Pilates Reformer History
Although Pilates was born in Germany, in the early 1900s, he decided to spend some in England. During World War I, he was placed in a British internment camp, where he developed a unique method of physical therapy for injured internees. Pilates rigged the springs of the hospital beds as a form of resistance. This would later serve as inspiration for the Pilates reformer machine.
Reformer Function
The reformer works on a spring and cable system, which is combined with a movable platform. The cables can be attached to either the arms, the legs or both. Pilates reformer exercises can be performed in all planes of movement and body positions, including supine, prone and standing. Reformer movements include flexion, extension and rotary movements. Exercises can be performed for every part of the body. The reformer springs are color-coded for varying levels of resistance.
Benefits of Pilates Reformer Exercise
The Pilates reformer takes the mat work series one step further by providing added resistance. It also helps correct muscle imbalances and postural alignment. However, unlike other forms of postural alignment exercises, the reformer begins with foot and ankle work, which is, in many people the basis for postural misalignment. In contrast to traditional exercise machines, the reformer provides a greater range of motion. As such, it can be used as a means of simulating functional, every day and athletic movements. This range of motion makes it a popular machine for professional dancers, who use it as a means of developing external hip rotation, otherwise known as "turn out." Additionally, participants who have blood pressure issues or knee problems that prevent them from getting down on the floor can perform the exercises on the raised versions of the reformer.
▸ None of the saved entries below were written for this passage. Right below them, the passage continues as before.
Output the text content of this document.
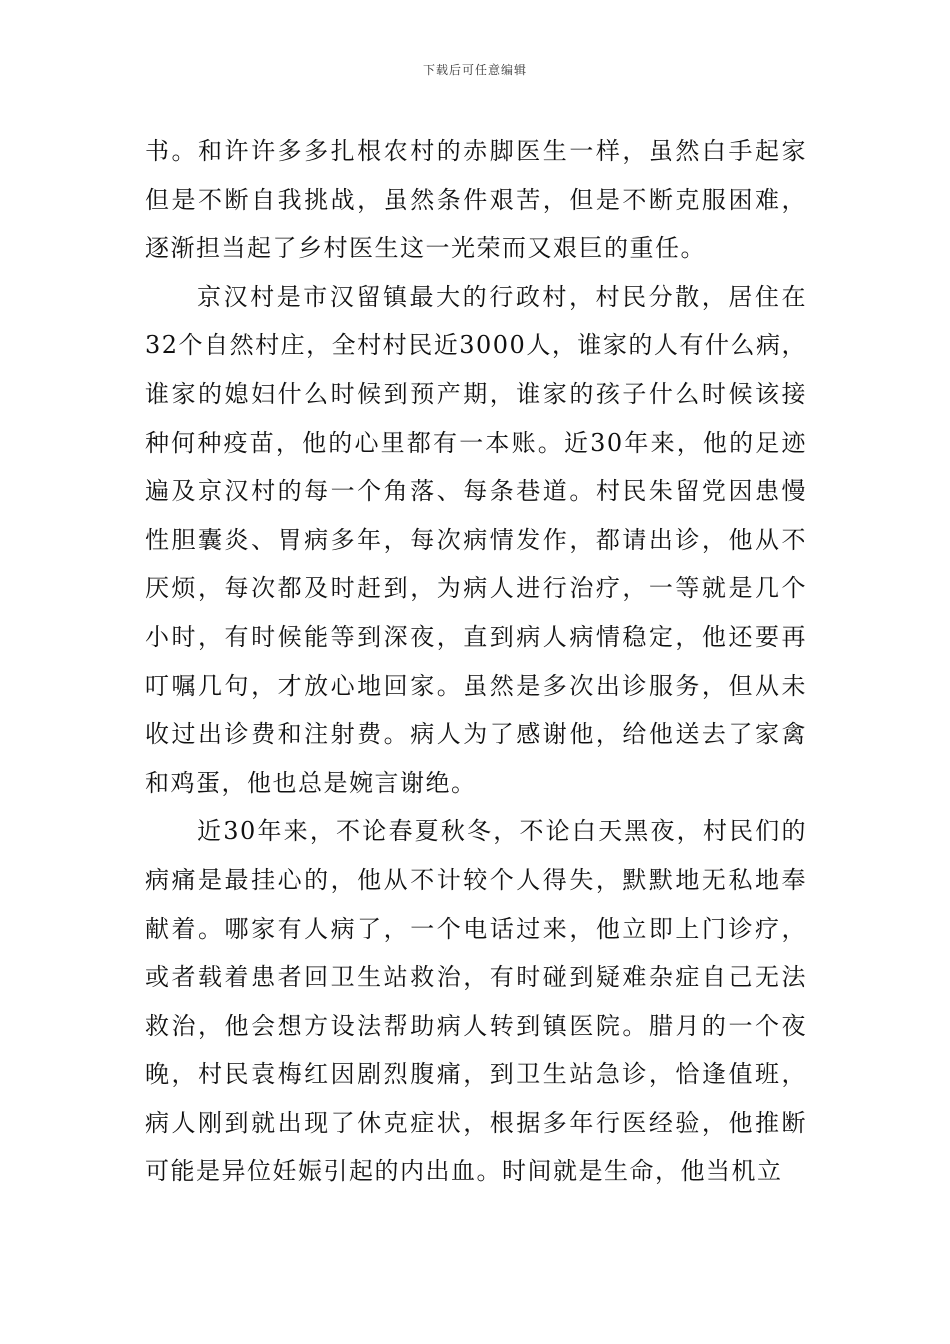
下载后可任意编辑

书。和许许多多扎根农村的赤脚医生一样，虽然白手起家但是不断自我挑战，虽然条件艰苦，但是不断克服困难，逐渐担当起了乡村医生这一光荣而又艰巨的重任。

京汉村是市汉留镇最大的行政村，村民分散，居住在32个自然村庄，全村村民近3000人，谁家的人有什么病，谁家的媳妇什么时候到预产期，谁家的孩子什么时候该接种何种疫苗，他的心里都有一本账。近30年来，他的足迹遍及京汉村的每一个角落、每条巷道。村民朱留党因患慢性胆囊炎、胃病多年，每次病情发作，都请出诊，他从不厌烦，每次都及时赶到，为病人进行治疗，一等就是几个小时，有时候能等到深夜，直到病人病情稳定，他还要再叮嘱几句，才放心地回家。虽然是多次出诊服务，但从未收过出诊费和注射费。病人为了感谢他，给他送去了家禽和鸡蛋，他也总是婉言谢绝。

近30年来，不论春夏秋冬，不论白天黑夜，村民们的病痛是最挂心的，他从不计较个人得失，默默地无私地奉献着。哪家有人病了，一个电话过来，他立即上门诊疗，或者载着患者回卫生站救治，有时碰到疑难杂症自己无法救治，他会想方设法帮助病人转到镇医院。腊月的一个夜晚，村民袁梅红因剧烈腹痛，到卫生站急诊，恰逢值班，病人刚到就出现了休克症状，根据多年行医经验，他推断可能是异位妊娠引起的内出血。时间就是生命，他当机立
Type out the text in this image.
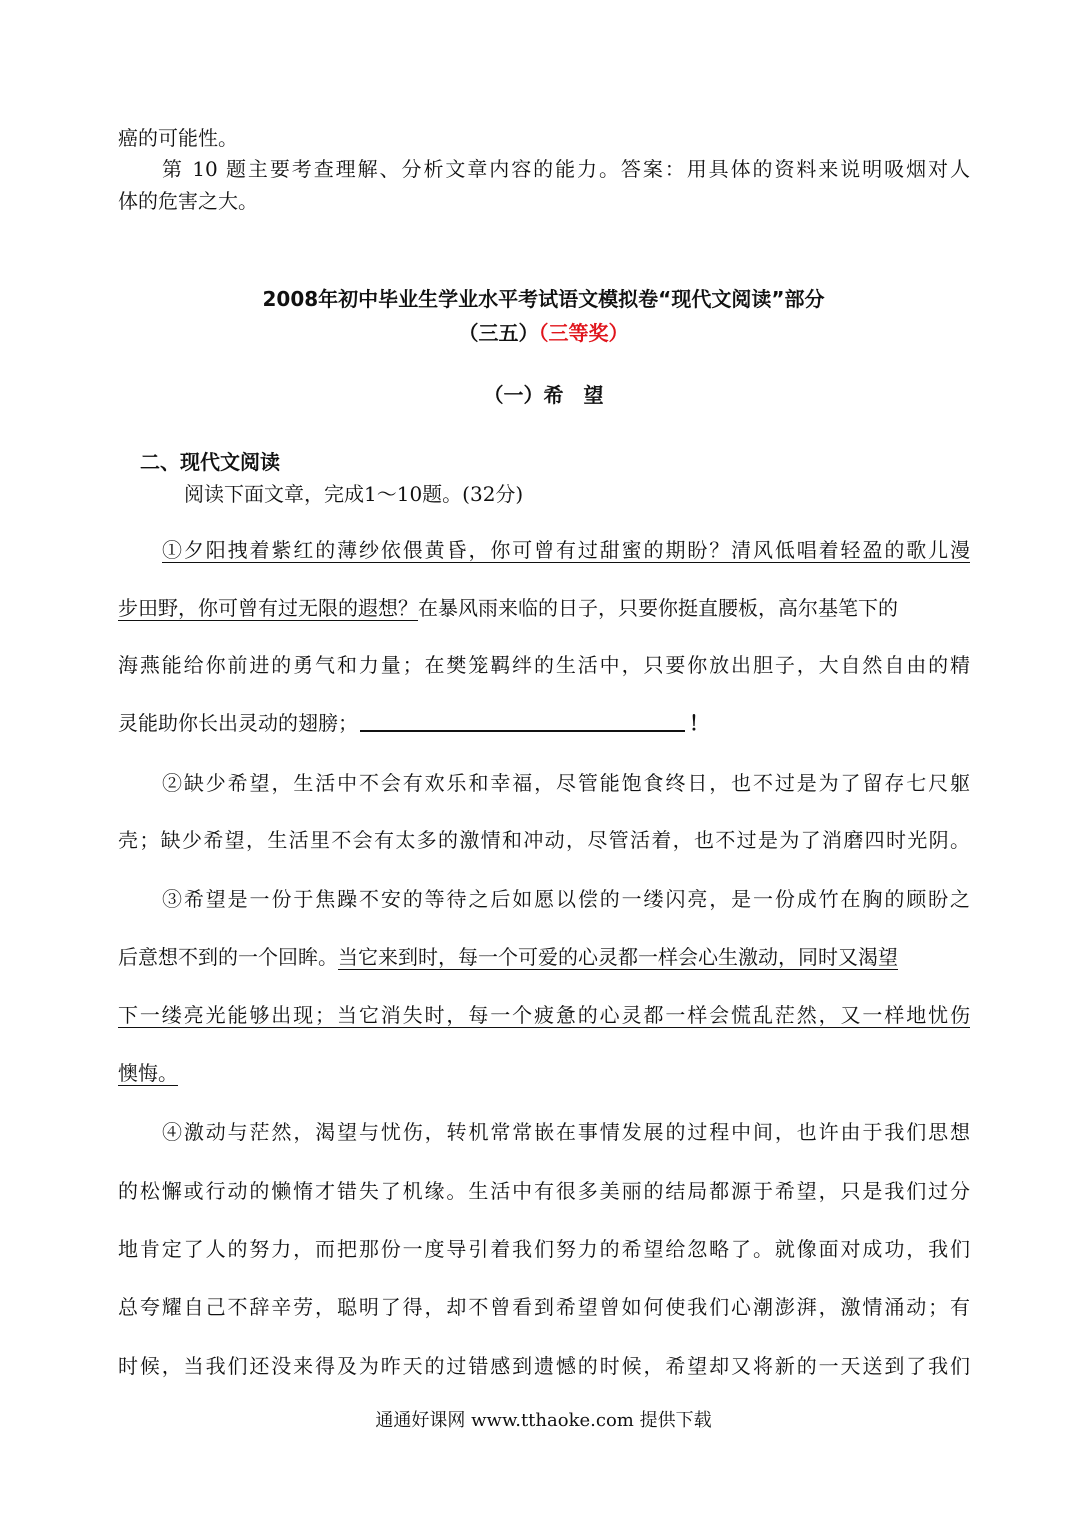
癌的可能性。
第 10 题主要考查理解、分析文章内容的能力。答案：用具体的资料来说明吸烟对人
体的危害之大。
2008年初中毕业生学业水平考试语文模拟卷“现代文阅读”部分
（三五）（三等奖）
（一）希　望
二、现代文阅读
阅读下面文章，完成1～10题。(32分)
①夕阳拽着紫红的薄纱依偎黄昏，你可曾有过甜蜜的期盼？清风低唱着轻盈的歌儿漫
步田野，你可曾有过无限的遐想？在暴风雨来临的日子，只要你挺直腰板，高尔基笔下的
海燕能给你前进的勇气和力量；在樊笼羁绊的生活中，只要你放出胆子，大自然自由的精
灵能助你长出灵动的翅膀；	！
②缺少希望，生活中不会有欢乐和幸福，尽管能饱食终日，也不过是为了留存七尺躯
壳；缺少希望，生活里不会有太多的激情和冲动，尽管活着，也不过是为了消磨四时光阴。
③希望是一份于焦躁不安的等待之后如愿以偿的一缕闪亮，是一份成竹在胸的顾盼之
后意想不到的一个回眸。当它来到时，每一个可爱的心灵都一样会心生激动，同时又渴望
下一缕亮光能够出现；当它消失时，每一个疲惫的心灵都一样会慌乱茫然，又一样地忧伤
懊悔。
④激动与茫然，渴望与忧伤，转机常常嵌在事情发展的过程中间，也许由于我们思想
的松懈或行动的懒惰才错失了机缘。生活中有很多美丽的结局都源于希望，只是我们过分
地肯定了人的努力，而把那份一度导引着我们努力的希望给忽略了。就像面对成功，我们
总夸耀自己不辞辛劳，聪明了得，却不曾看到希望曾如何使我们心潮澎湃，激情涌动；有
时候，当我们还没来得及为昨天的过错感到遗憾的时候，希望却又将新的一天送到了我们
通通好课网 www.tthaoke.com 提供下载
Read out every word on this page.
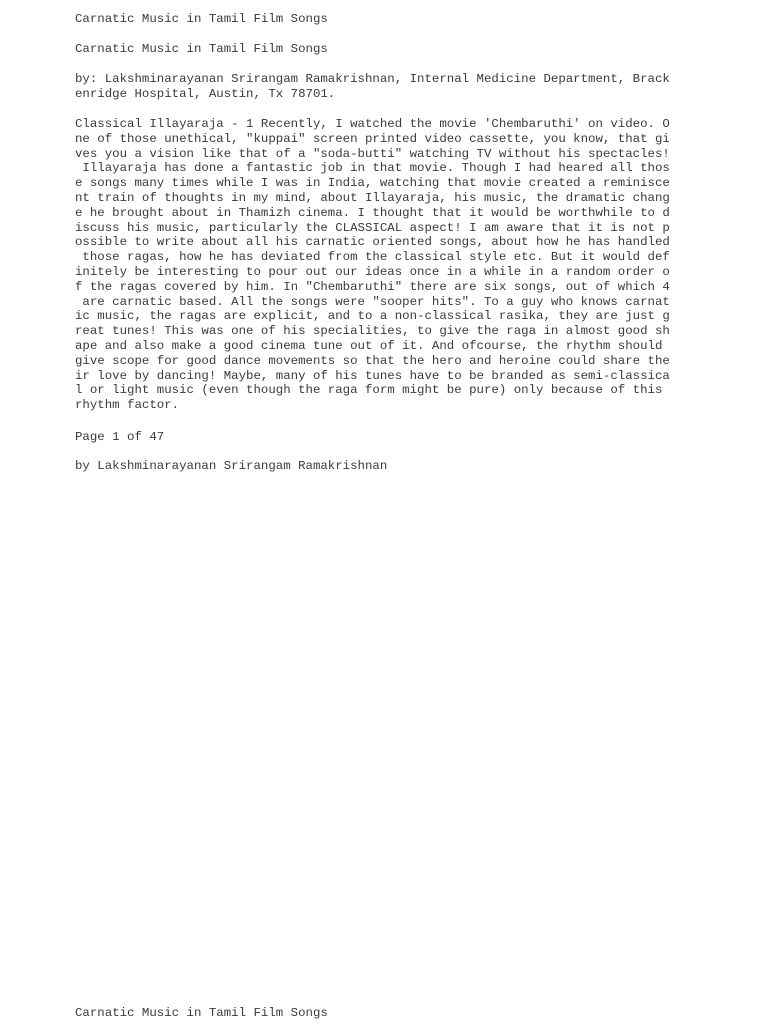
Carnatic Music in Tamil Film Songs
Carnatic Music in Tamil Film Songs
by: Lakshminarayanan Srirangam Ramakrishnan, Internal Medicine Department, Brack
enridge Hospital, Austin, Tx 78701.
Classical Illayaraja - 1 Recently, I watched the movie 'Chembaruthi' on video. O
ne of those unethical, "kuppai" screen printed video cassette, you know, that gi
ves you a vision like that of a "soda-butti" watching TV without his spectacles!
Illayaraja has done a fantastic job in that movie. Though I had heared all thos
e songs many times while I was in India, watching that movie created a reminisce
nt train of thoughts in my mind, about Illayaraja, his music, the dramatic chang
e he brought about in Thamizh cinema. I thought that it would be worthwhile to d
iscuss his music, particularly the CLASSICAL aspect! I am aware that it is not p
ossible to write about all his carnatic oriented songs, about how he has handled
those ragas, how he has deviated from the classical style etc. But it would def
initely be interesting to pour out our ideas once in a while in a random order o
f the ragas covered by him. In "Chembaruthi" there are six songs, out of which 4
are carnatic based. All the songs were "sooper hits". To a guy who knows carnat
ic music, the ragas are explicit, and to a non-classical rasika, they are just g
reat tunes! This was one of his specialities, to give the raga in almost good sh
ape and also make a good cinema tune out of it. And ofcourse, the rhythm should
give scope for good dance movements so that the hero and heroine could share the
ir love by dancing! Maybe, many of his tunes have to be branded as semi-classica
l or light music (even though the raga form might be pure) only because of this
rhythm factor.
Page 1 of 47
by Lakshminarayanan Srirangam Ramakrishnan
Carnatic Music in Tamil Film Songs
Contraindications to Pilates Reformer Exercise
Like any form of exercise, the Pilates reformer is contraindicated for people with certain types of conditions. For example, anyone who has a history of degenerative joint disease and patellofemoral syndrome should avoid knee flexion beyond 90 degrees. People with neck and shoulder injuries might aggravate their condition while using the overhead cables. Additionally, an article on the IDEA Fitness website warns that people with osteoporosis can worsen their condition by performing certain Pilates flexion exercises.
Types of Upper Body Pilates Reformer Exercises
The Pilates reformer can be used to tone the pectoral muscles by performing the tree hugger. The exercise is done in a seated position, with the cables behind your body. The pectoral muscles are contracted as the cable handles are brought together. The muscle groups can be balanced by performing a row. This is also performed in a seated position. However, you will be facing the cables. As you bend your elbows are bent, the shoulder blades are squeezed together.
Types of Reformer Lower Body Exercise
Lower body reformer exercises either use the foot bar or the cable attachments. Foot bar movements are usually performed from the supine position, and involve flexion and extension. Abduction, adduction and leg rotation movements are also performed in the supine position. However, the lower body cable attachments are usually used for these reformer exercises.